- The CMA CGM e-commerce sites are operational again after a cyberattack caused them to go offline for nearly two weeks, the carrier announced Sunday.
- The company said all main functionalities are operational: bookings, tracking, route finder, Myprices and invoices. The homepage shows an option to get a shipping schedule or track a shipment. It had provided instruction for alternative booking methods in the days following the attack.
- This attack, along with attacks on other ocean carriers, highlights the importance of cybersecurity, Lars Jensen, the head of consulting at Sea-Intelligence, said in a LinkedIn post. "No matter how good your defenses are, there is still a risk. It is imperative to have a solid contingency plan keeping you running potentially for weeks."
The cyberattack resulted in an inability to publish tariff rates and rules, and slowed its service contract filing, the carrier said when asking the agency for the ability to retroactively apply service contract rates to shipments it receives for 60 days following Sept. 27.
"CMA CGM and ANL use a third-party publisher that is not impacted by the attack, but CMA CGM and ANL are unable to access quotes that have been given to customers in order to convert them into tariff line items for customers ready to book using those quotes," CMA CGM said in its letter to the FMC.
American President Lines, a CMA CGM subsidiary, has been unable to update its self-published tariff, rates or rules, it said.
On Sept. 30, CMA CGM said the cyberattack, which occurred two days earlier, resulted in a suspected data breach. The carrier told shippers to book through the INTTRA portal or go through the manual booking process while its systems were down.
The carrier said it was a malware attack, and some media reports said ransomware known as Ragnar Locker was responsible.

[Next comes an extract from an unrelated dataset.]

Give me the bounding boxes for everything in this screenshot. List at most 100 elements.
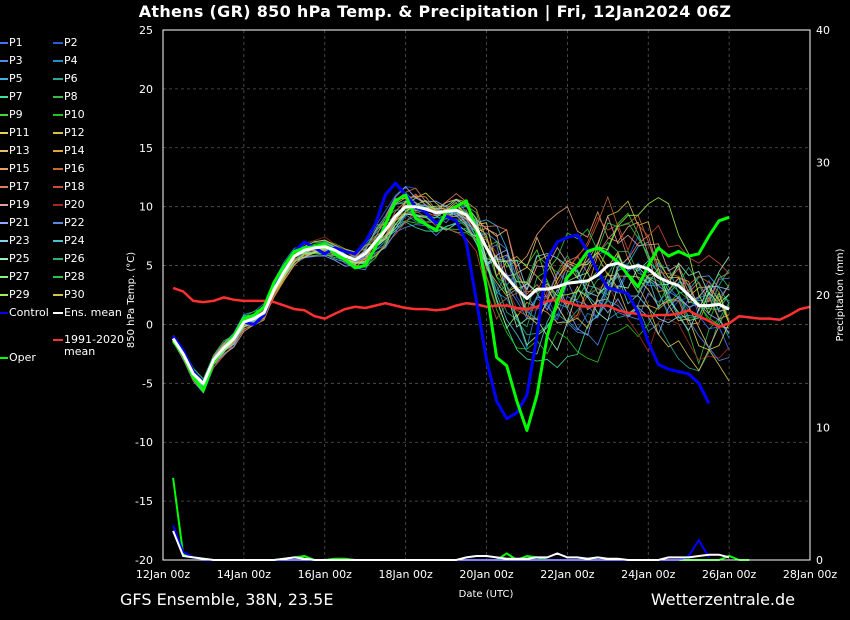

This attack is just one in a string of cyber-incidents to highlight the vulnerability of the ocean-shipping ecosystem. Large cyberattacks on MSC earlier this year, COSCO in 2018 and Maersk in 2017 show that carriers are in the crosshairs of bad actors. And with information constantly flowing between companies, it means the shippers moving inventory with the ocean carriers are also at risk.
Subodha Kumar, a professor of marketing and supply chain management at Temple University's Fox School of Business, suggested that shippers ask carriers about their plans for such an attack.
The International Maritime Organization, the international shipping regulator of the United Nations, was also hit by a cyberattack earlier this month.
"Ships are obliged to update their safety management plans to incorporate cyber risk management by 2021," an IMO spokesperson said following the attack.